Selling ready-to-use "silicon components" is of course a very useful idea. The processor world is much bigger than just "IT". For example, the automotive world needs highly reliable "MCUs", which are a combination of CPU, Flash, RAM, ADC, DAC, Timers, PWM, Crypto engines and so on. They run a version of the AUTOSAR OS on less than 3MByte of RAM and similar amount of Flash. These MCUs control things like ABS brakes, the "comfort" devices inside a car, or DCDC converters.
The Silicon Components would therefore include mixed signal and application-specific circuits such as crypto, hashing, CRC, content addressable memory(CAM) and the like.
Huge potential business. Can eat into NXP, STM, TI and Infineon market share ;-)
Microchip, STM, NXP and various others have their market share largely because of the extra bits they tack on to the core. If you're buying these sorts of chips you are picking them for the IO and really don't put too much weight on what CPU architecture it is. (as long as it is fast enough) Each manufacturer has some IO block that makes their chips special to an application. Arm will find it hard to compete as their portfolio would have to be HUGE. STM have carved out a heck of a niche for themselves with their various speciality IO blocks.
The people buying these chips also like low prices.
From a developer POV the move from 8-bit cores like AVR, PIC, 8031/51 (still an ungodly number of chips running that core!!) to a much faster 32-bit core in pretty much the same power footprint has been a godsend. But TBH I don't care if its Arm of whatever so long as there is a good compiler and it works.
I've just noticed that Espressif has moved from Xtensa to RISC-V for the new generation ESP32 chips, which will be interesting!
I can see a huge market in web-based services which allow engineers to drag and drop ready-made silicon components into their design, simulate the design, enter a credit card number and have a fab such as TSMC or GF produce the System On Chip for them. Get the SOC back in a matter of weeks for lab verification.
Today these components are soldered onto a PCB. Soldering itself is stressful to all components and the soldering joints are prone to fail on the long run of temperature cycles.

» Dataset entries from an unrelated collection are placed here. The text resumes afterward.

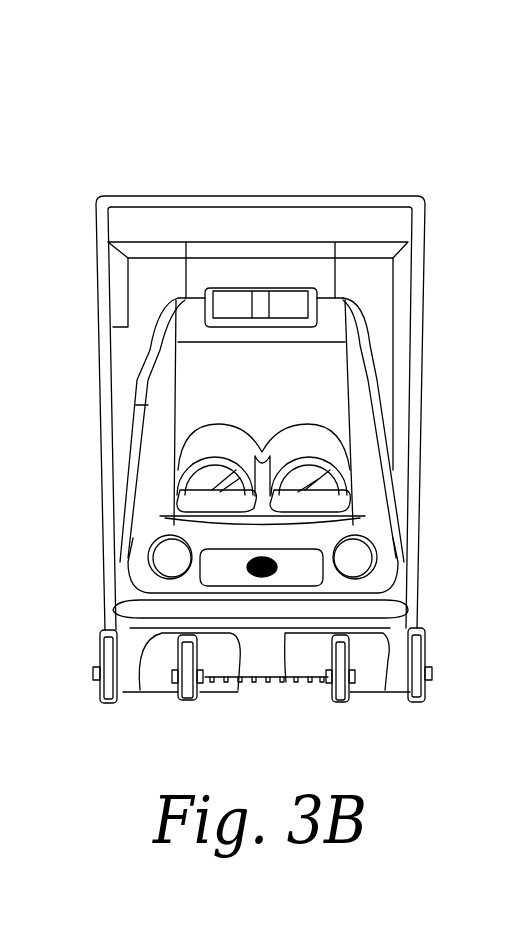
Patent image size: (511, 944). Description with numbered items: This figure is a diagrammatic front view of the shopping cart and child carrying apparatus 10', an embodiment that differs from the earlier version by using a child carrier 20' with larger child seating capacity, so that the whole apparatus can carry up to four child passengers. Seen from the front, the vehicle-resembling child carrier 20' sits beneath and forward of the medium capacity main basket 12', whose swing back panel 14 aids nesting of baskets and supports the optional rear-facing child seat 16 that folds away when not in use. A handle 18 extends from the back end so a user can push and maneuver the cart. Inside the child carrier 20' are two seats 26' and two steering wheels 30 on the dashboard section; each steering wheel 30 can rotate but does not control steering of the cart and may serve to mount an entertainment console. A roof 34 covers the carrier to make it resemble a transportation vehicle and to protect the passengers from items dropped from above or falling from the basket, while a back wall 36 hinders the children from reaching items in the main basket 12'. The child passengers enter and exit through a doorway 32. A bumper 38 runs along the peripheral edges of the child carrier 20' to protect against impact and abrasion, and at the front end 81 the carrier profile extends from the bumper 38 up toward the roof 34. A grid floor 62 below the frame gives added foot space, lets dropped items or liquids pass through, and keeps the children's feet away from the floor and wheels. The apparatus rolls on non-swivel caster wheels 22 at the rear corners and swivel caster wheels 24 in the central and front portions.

The shopping cart and child carrying apparatus 10' is at (235, 351).
The swing back panel 14 is at (167, 242).
The handle 18 is at (340, 196).
The main basket 12' is at (308, 357).
The rear-facing child seat 16 is at (140, 323).
The roof 34 is at (332, 322).
The back wall 36 is at (263, 412).
The doorway 32 is at (145, 377).
The child carrier 20' is at (421, 430).
The seat 26' is at (199, 449).
The steering wheel 30 is at (212, 473).
The front end 81 is at (510, 505).
The bumper 38 is at (290, 609).
The grid floor 62 is at (245, 682).
The non-swivel caster wheel 22 is at (100, 642).
The swivel caster wheel 24 is at (187, 696).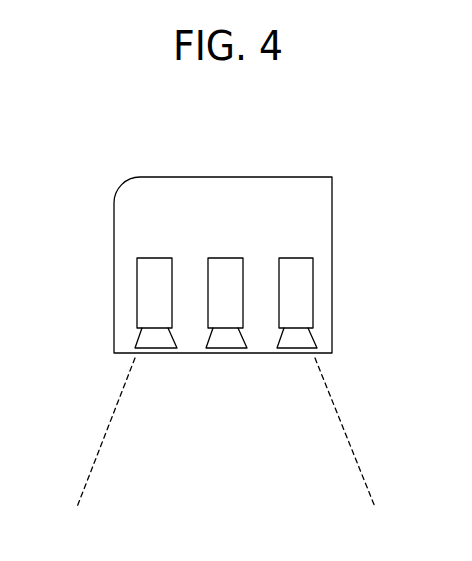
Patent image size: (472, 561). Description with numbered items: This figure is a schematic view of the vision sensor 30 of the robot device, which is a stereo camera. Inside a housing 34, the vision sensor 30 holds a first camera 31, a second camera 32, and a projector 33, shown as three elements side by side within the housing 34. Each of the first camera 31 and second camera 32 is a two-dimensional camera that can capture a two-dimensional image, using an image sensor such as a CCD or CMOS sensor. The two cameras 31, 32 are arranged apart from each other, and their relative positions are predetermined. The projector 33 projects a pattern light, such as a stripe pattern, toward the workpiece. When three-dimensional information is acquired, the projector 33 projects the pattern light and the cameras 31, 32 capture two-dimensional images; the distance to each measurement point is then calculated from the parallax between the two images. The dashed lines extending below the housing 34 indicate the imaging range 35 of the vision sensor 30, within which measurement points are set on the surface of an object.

The vision sensor 30 is at (224, 226).
The first camera 31 is at (295, 284).
The second camera 32 is at (153, 285).
The projector 33 is at (228, 268).
The housing 34 is at (332, 192).
The imaging range 35 is at (338, 413).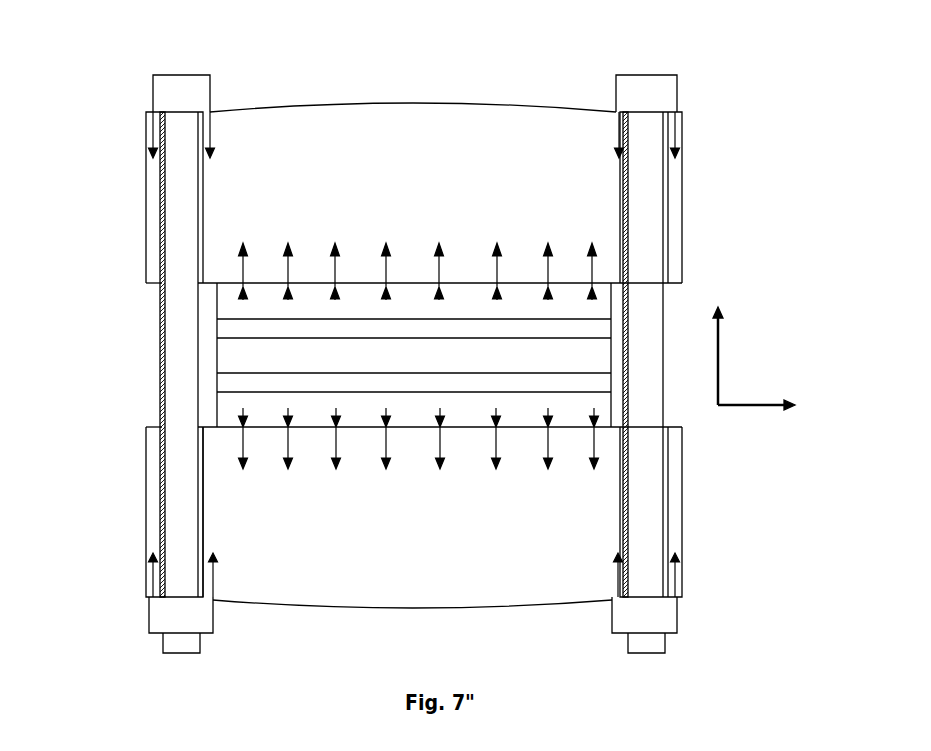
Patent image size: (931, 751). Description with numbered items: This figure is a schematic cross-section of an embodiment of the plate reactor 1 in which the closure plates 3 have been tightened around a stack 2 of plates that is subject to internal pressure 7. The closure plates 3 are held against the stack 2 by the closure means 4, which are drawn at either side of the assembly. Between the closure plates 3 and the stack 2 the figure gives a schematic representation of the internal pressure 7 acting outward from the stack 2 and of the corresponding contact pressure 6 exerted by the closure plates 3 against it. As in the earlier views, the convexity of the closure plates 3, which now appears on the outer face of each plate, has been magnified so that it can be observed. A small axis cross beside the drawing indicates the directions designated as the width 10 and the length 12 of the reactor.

The press apparatus 1 is at (747, 72).
The stack 2 is at (207, 368).
The closure plate 3 is at (274, 150).
The closure means 4 is at (182, 530).
The contact pressure 6 is at (236, 295).
The internal pressure 7 is at (236, 261).
The width 10 is at (768, 412).
The length 12 is at (722, 328).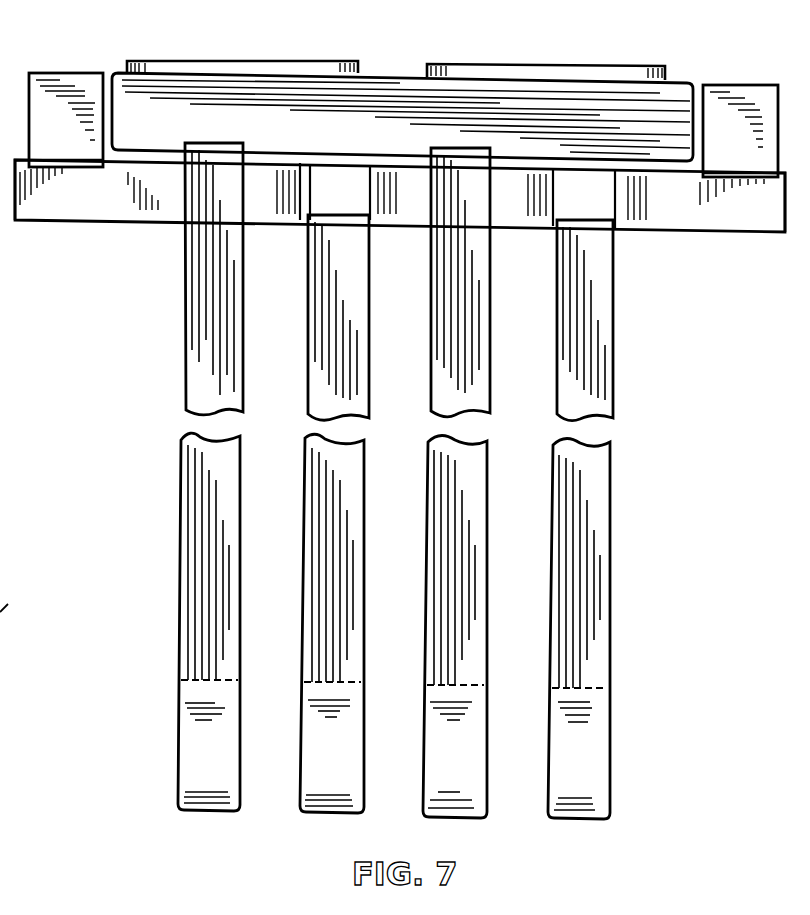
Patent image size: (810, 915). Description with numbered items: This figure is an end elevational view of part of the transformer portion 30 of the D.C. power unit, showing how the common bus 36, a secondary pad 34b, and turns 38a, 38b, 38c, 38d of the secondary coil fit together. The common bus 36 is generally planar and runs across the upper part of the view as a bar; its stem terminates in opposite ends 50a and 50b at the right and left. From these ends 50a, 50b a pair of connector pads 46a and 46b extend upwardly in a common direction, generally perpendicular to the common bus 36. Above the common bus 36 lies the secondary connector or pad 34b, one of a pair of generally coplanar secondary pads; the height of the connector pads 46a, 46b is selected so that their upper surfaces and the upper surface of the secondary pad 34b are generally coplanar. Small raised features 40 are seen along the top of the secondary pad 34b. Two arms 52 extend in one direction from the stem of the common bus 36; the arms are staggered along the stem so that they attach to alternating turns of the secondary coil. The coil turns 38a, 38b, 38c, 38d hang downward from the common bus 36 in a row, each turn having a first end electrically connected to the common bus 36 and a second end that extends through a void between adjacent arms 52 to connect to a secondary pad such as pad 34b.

It was recently reported that their architectural license agreement was extended into the 2040s. They either knew which way the wind was blowing at ARM or at least felt it was prudent to hedge their bets.
I still think ARM's ability to extract more revenue is limited, because RISC-V (along with existing architectures like MIPS or POWER) provide an escape valve if ARM tries to squeeze too tightly. I don't see any way they can justify the ridiculous valuations at IPO.